CWL is for dataflow style batch analysis consisting of command line programs. It is not designed for supporting safe interaction with stateful (web) services, real-time communication between workflow steps, or workflows that need particular steps run at or during a
specific day/time-frame.
Reusability and Reproducibility with CWL §
CWL workflows are portable, reusable, and flexible. Reproduction, reuse, and replication of computational methods requires a complete description of what computer applications were used, how exactly they were used, and how they were connected to each other. To this end, CWL enables portability by being explicit about inputs/outputs to form the data flow, data locations and execution models. CWL supports using software container technologies, such as Docker and Singularity, to enable portability. For increased flexiblity, individual CWL tool definitions can be reused in any new workflow.
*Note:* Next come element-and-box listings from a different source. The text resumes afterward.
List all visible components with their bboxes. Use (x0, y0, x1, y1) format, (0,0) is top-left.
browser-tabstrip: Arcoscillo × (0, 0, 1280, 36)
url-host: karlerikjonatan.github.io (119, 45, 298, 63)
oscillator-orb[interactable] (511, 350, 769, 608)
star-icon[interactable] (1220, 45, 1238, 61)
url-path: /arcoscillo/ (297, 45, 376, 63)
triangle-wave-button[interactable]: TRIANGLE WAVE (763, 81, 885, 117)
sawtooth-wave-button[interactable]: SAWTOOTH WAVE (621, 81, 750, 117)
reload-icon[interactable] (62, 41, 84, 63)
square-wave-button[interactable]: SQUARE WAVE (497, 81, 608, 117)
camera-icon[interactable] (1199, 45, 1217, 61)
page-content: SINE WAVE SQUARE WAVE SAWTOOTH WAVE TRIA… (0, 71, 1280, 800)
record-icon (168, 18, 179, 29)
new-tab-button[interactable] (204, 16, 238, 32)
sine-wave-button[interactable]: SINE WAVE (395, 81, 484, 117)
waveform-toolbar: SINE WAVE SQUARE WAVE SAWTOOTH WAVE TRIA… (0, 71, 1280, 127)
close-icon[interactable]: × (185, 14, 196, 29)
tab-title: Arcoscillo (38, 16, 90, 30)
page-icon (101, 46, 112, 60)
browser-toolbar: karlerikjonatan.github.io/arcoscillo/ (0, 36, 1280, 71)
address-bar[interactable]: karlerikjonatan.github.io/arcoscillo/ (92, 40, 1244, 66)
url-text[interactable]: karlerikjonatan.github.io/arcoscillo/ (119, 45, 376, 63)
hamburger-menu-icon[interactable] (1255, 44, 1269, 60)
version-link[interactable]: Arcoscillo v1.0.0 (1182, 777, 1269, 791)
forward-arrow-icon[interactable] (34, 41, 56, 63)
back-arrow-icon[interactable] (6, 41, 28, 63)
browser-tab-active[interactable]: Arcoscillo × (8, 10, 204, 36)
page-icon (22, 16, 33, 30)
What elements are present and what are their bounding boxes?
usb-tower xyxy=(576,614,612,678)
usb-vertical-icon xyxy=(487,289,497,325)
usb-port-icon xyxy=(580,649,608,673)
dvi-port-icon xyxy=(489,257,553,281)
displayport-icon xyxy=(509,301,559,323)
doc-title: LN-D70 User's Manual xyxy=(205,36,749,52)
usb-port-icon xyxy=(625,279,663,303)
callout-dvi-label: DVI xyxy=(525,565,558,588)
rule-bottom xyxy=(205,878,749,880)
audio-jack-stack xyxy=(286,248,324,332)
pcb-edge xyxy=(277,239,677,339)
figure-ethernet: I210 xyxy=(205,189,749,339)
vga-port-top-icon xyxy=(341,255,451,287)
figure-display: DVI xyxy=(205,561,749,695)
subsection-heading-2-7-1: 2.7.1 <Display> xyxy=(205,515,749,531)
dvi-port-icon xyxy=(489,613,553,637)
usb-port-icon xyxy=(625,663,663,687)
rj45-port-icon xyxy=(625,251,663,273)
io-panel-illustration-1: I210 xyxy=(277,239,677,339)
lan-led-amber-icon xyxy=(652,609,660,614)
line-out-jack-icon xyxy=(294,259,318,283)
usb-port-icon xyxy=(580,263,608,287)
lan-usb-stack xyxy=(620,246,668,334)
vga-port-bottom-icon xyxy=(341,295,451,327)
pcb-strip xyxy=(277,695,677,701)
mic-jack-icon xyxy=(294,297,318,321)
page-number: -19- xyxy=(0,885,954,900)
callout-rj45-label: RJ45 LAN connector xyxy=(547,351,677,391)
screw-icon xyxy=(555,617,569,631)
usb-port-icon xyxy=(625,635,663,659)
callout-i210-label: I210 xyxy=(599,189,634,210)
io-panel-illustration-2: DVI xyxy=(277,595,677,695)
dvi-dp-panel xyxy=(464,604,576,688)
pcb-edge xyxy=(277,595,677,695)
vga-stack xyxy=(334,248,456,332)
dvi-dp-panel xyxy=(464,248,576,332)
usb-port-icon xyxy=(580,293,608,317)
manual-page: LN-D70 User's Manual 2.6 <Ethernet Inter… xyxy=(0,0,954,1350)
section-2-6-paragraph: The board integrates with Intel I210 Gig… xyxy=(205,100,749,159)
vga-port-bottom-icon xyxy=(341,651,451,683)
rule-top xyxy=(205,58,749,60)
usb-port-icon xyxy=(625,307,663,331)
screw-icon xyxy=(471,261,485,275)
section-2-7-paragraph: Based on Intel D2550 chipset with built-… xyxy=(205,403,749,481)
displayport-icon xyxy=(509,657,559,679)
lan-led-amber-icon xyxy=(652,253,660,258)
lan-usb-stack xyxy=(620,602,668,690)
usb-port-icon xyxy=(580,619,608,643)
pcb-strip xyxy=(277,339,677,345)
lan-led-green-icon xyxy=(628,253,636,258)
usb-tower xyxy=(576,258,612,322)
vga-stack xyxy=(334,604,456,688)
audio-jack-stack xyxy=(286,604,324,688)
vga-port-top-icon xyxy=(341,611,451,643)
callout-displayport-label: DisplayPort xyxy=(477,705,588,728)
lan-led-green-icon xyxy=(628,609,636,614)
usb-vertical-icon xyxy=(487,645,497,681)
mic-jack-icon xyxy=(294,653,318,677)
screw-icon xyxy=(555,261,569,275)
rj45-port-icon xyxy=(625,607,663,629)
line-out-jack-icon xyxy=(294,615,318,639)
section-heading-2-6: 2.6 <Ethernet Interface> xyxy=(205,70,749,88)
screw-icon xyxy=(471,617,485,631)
Benefits of CWL including flexibility, portability, and scalability. CWL is well suited for describing large-scale workflows in cluster, cloud and high performance computing environments where tasks are scheduled in parallel across many nodes.
Parallelization and Scale with CWL §
CWL workflows describe each step with explicit inputs and outputs. Workflow steps
in CWL are not necessarily run in the order they are listed, instead the order
is determined by the dependencies between steps. Workflow steps which do not
depend on one another may run in parallel.
Additionally, the scatter feature in CWL allows the repeated execution of a CWL step in parallel (depending on the resources available) over a list of inputs. This can be done without requiring the modification of the underlying tool description.
By design, the CWL standards do not impose any technical limitations to the size of files processed or to the number of tasks run in parallel. The major scalability bottlenecks are hardware-related — not having enough machines with enough memory, compute or disk space to process more and more data at a larger scale. As these boundaries move in the future with technological advances, the CWL standards should be able to keep up and not be a cause of limitations.
Different implementations of the CWL standards can provide different capabilities in terms of scaling and access to HPC resources.
Different implementations of the CWL standards can provide different levels of scability.